A majority of nearly 200 community members in attendance at the meeting were in favor of the proposed Los Altos Hills school district.
"I've heard a lot of conciliatory statements this evening, but I wonder where all these people have been for the past two and a half years?" said Martin Neiman, board member of the Bullis Charter School foundation.
Los Altos Hills resident and Covington Elementary School Parent-Teacher Association co-president Ann Wolff said a separate district would deny students a guarantee that they could remain in their preferred Los Altos district schools.

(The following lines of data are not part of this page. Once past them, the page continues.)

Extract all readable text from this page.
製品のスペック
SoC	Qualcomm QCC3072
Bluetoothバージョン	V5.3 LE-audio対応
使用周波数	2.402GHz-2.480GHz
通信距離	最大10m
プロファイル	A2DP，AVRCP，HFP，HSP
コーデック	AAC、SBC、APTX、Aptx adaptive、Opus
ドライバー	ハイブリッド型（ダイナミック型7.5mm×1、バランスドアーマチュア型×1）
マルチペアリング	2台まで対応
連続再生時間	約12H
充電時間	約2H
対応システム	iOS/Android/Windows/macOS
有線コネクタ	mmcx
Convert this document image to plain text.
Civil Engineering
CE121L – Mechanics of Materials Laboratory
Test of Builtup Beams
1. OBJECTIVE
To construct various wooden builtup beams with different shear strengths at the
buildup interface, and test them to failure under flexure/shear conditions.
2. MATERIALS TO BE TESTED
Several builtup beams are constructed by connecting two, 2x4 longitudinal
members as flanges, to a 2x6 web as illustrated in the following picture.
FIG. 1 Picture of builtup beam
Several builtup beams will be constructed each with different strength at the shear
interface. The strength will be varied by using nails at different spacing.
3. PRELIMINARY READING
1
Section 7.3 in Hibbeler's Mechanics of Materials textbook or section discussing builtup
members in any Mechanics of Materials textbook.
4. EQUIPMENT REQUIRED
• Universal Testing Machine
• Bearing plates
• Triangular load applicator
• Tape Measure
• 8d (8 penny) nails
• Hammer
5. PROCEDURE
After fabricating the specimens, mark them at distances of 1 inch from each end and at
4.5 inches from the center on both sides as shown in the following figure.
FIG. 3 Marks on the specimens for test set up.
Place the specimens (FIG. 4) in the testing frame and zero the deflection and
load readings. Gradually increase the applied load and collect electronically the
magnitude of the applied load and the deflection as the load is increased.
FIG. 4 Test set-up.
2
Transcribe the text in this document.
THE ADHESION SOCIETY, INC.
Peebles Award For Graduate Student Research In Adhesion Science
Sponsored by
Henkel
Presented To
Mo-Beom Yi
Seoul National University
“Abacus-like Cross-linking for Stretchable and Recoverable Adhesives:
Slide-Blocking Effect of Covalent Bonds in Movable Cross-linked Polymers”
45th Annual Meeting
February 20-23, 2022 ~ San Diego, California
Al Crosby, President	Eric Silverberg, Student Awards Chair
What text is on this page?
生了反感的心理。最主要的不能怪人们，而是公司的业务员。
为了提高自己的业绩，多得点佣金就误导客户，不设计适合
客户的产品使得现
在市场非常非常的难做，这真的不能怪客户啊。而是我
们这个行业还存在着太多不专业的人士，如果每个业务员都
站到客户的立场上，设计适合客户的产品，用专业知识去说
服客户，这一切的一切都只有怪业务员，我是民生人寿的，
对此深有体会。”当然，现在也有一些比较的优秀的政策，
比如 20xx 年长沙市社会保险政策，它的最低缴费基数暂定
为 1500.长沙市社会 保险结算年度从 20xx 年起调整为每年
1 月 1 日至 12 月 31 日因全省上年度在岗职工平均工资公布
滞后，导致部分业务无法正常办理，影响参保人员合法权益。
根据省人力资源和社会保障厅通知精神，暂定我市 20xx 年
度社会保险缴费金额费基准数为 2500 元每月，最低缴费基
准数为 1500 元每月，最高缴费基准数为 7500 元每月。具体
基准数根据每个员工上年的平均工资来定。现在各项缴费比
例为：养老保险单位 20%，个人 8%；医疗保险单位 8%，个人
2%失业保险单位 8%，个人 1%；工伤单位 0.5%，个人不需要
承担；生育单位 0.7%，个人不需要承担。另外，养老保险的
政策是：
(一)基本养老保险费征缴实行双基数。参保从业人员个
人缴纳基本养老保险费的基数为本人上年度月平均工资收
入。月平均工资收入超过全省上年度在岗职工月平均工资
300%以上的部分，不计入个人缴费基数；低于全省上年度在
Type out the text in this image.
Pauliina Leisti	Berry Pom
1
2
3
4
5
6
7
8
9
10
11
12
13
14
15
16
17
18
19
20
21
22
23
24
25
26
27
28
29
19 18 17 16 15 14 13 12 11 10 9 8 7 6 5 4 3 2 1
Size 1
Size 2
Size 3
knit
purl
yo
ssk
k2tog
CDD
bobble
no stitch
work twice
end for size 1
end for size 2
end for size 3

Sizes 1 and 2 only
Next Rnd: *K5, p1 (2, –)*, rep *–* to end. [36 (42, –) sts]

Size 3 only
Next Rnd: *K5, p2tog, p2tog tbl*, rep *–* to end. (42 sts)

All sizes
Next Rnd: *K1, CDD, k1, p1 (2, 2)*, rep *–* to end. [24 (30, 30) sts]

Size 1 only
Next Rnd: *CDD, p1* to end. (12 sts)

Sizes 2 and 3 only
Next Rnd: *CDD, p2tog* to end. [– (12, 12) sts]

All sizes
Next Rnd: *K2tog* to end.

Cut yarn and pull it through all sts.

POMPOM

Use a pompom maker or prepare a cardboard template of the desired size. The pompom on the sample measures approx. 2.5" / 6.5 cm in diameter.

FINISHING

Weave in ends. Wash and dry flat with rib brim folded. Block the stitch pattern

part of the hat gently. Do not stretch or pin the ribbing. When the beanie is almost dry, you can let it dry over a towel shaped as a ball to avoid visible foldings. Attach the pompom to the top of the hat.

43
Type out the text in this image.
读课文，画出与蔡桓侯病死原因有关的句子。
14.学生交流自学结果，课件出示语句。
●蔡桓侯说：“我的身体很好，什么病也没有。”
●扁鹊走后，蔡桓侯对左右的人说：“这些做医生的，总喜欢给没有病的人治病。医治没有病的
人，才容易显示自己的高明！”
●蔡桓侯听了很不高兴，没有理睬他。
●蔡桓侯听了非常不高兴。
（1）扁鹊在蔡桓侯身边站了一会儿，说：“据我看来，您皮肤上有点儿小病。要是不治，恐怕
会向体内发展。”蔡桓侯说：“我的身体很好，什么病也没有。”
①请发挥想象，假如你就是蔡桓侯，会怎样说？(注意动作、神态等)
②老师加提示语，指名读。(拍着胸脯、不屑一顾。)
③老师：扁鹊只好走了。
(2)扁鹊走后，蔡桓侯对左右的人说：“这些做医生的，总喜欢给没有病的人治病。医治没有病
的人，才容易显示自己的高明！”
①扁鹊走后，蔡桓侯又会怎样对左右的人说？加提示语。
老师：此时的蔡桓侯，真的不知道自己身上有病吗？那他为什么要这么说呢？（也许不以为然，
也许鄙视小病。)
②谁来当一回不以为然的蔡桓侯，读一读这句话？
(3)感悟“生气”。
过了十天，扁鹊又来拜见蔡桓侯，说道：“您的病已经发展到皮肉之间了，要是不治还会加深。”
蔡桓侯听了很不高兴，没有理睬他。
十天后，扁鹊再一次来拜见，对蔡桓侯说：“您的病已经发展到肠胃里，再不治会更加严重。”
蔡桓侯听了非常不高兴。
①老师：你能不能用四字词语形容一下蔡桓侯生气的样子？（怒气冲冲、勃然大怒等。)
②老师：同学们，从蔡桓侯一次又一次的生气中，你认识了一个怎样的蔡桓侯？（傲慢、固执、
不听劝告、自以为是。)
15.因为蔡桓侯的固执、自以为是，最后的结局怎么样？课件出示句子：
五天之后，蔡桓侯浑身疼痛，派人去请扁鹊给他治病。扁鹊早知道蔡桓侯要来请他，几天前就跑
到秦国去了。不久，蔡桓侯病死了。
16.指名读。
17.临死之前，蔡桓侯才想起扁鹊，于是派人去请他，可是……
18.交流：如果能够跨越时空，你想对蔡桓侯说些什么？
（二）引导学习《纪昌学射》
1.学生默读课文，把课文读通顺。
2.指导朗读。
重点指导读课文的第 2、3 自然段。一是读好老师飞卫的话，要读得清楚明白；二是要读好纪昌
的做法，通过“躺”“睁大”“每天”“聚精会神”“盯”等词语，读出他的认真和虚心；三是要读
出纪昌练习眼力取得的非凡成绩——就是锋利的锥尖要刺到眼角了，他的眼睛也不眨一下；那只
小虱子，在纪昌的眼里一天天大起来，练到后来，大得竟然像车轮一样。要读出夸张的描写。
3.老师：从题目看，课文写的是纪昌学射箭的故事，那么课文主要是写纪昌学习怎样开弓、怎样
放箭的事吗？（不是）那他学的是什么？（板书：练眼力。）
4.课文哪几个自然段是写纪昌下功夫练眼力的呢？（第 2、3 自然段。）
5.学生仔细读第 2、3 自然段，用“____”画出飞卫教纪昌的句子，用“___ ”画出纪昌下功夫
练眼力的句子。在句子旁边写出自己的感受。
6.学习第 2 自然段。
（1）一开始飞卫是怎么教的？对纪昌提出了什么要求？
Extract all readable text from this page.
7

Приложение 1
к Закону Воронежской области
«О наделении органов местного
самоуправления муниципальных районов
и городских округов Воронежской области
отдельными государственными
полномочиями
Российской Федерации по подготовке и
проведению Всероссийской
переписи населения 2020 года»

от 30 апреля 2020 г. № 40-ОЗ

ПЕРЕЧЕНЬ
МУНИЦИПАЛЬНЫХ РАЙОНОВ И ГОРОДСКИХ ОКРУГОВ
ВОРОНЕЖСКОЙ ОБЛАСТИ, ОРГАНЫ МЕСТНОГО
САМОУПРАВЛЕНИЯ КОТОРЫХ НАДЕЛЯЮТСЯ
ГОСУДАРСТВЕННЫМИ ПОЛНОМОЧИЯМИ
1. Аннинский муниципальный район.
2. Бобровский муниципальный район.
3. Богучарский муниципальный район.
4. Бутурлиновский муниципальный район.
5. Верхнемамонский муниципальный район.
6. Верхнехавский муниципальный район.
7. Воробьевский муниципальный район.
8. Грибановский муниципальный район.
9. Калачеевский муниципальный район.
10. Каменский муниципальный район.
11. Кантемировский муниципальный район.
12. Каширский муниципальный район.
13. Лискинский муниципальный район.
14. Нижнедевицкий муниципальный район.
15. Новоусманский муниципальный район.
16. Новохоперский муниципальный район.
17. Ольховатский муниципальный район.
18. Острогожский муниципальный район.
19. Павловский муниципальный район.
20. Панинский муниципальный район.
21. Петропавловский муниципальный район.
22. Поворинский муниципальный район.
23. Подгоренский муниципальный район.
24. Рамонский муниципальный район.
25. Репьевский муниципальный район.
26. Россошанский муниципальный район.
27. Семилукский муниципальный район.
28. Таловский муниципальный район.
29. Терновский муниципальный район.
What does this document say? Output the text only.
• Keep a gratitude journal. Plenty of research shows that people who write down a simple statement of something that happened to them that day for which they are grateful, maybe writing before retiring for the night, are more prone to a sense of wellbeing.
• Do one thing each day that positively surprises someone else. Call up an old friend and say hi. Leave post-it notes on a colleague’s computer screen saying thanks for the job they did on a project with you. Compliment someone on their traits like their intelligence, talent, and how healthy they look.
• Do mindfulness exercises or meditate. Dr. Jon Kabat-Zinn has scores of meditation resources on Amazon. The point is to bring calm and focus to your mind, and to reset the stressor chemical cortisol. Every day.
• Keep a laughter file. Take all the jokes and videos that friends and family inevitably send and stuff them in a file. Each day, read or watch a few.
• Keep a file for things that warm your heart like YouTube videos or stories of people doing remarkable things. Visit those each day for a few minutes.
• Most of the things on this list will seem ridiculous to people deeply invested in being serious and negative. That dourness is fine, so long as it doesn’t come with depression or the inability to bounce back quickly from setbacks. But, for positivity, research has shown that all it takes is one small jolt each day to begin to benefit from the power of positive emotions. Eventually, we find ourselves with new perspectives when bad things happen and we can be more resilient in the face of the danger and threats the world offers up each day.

"Parents feel part of a positive, enthusiastic, inclusive community," she said. "Why would you want to take this away from your residents? This proposal would create terrible tensions in an otherwise peaceful and unified community."
"It's not dividing the town, it's unifying the town. My answer to redistricting is not yes, but hell yes," Councilman Jean Mordo said.
Councilman Craig Jones suggested the month delay before bringing the proposal to the county and was joined in approving it by Mike O'Malley and Kerr. Issues aired at the meeting that may appear at the negotiating table in the coming month ranged from the familiar, such as improved housing for Bullis Charter School, to the more farfetched, such as allocation of parcel-tax funds directly to the charter school.
Mordo, voting against the delay, said it would weaken the town's position, reduce the chance of making the 2007 ballot and involve the town in rounds of negotiations needing longer than a month.
Timing for redistricting is also crucial in that the Los Altos district, now receiving revenue-limit funding, is close to achieving basic-aid status, in which property-tax revenue funds the district without help from the state. The district and state have a fiscal disincentive to lose the Los Altos district's basic-aid status, which relies on revenue from Los Altos Hills.